2016年、学園は「一体型都心キャンパス」構想を打ち出し、すべての教育プログラムを本郷キャンパスに集約しました。そして2017年度の人間科学科3・4年生の授業を最後に、流山キャンパスは閉鎖されました。長年にわたり多くの時間を過ごした流山キャンパスがなくなることに寂しさを感じましたが、大学は新たな挑戦へと進んでいます。受験生人口の減少など大学を取り巻く環境は大きく変化していますが、本学の教員による熱心な教育と研究活動、そして職員の手厚いサポートがあれば、この変化も乗り越えられると信じています。

2020年3月、私は東洋学園大学を退職しました。大学と短期大学のテニス部の出身者たちが集まり、送別会を開いてくれたことが、私と東洋女子短期大学、東洋学園大学テニス部との最後の思い出となりました。

5.東洋女子短期大学、東洋学園大学の教員としての43年間

最後に、私の43年間の教員生活を振り返ります。私は多くの学生と出会い、共に学び、成長してきました。
スポーツの授業では、ストレッチを取り入れながら学生一人ひとりの体調に配慮し、運動が苦手な学生にもスポーツの楽しさを伝えることを大切にしました。また、健康教育や保健学の講義では、知識を提供するだけでなく、他者を尊重し偏見を持たない姿勢を育むことに力を入れました。
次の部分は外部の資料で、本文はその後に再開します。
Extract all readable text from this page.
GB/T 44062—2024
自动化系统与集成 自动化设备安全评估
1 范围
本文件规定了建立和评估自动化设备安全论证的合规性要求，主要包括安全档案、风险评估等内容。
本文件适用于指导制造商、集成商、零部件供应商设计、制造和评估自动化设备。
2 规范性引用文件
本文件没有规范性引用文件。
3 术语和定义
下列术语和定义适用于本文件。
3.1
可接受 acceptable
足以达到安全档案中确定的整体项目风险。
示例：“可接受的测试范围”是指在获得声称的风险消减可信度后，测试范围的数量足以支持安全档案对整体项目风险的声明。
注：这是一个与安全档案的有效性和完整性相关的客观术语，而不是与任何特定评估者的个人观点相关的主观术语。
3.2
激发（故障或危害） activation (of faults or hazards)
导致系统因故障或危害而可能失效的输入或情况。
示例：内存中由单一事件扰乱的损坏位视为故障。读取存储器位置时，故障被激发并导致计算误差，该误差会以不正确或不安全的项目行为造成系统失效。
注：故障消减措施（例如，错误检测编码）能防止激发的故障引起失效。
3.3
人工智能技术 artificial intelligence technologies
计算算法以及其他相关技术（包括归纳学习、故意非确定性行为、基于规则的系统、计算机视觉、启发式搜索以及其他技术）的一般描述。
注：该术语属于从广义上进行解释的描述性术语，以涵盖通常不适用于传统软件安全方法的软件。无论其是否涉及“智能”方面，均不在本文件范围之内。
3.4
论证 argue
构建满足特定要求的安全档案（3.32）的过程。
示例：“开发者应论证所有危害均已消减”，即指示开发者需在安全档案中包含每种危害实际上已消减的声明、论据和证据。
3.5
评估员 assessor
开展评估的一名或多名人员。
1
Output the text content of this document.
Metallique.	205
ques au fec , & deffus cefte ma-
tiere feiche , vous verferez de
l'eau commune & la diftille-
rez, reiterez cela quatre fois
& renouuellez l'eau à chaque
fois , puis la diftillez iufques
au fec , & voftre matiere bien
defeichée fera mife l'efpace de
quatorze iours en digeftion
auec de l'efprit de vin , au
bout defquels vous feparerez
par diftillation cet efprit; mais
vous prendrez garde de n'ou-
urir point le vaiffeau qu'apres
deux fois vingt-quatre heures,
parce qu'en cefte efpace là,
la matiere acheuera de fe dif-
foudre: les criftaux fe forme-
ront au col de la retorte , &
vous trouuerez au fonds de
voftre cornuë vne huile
ゼミ「セクシュアリティ」では学生たちとGID(性同一性障がい)の上川あや氏の講演に参加し、その性や生について学生たちと語り合いました。
東洋女子短期大学の採用面接の際、馬渡房先生からいただいた「学生たちの教育に力を注いでほしい」というお言葉にどこまで応えられたかはわかりません。まだまだ努力が足りなかったようにも感じます。

大学の使命は、専門知識を授けることにとどまらず、学生が出会いを通じて影響を受け、夢中になれる何かを見つける場を提供することにあると思います。これからも東洋学園大学が、学生にとって素晴らしい学びと出会いの場であり続けることを心から願っています。
最後に、これまで支えてくださった教職員の皆様、そして共に過ごした学生たちに深く感謝申し上げます。流山キャンパスでの時間は、私にとってかけがえのないものでした。また、本日このような機会をくださった同窓会の皆様にも、心より御礼申し上げます。東洋学園大学のさらなる発展を願い、私の講演を締めくくらせていただきます。ありがとうございました。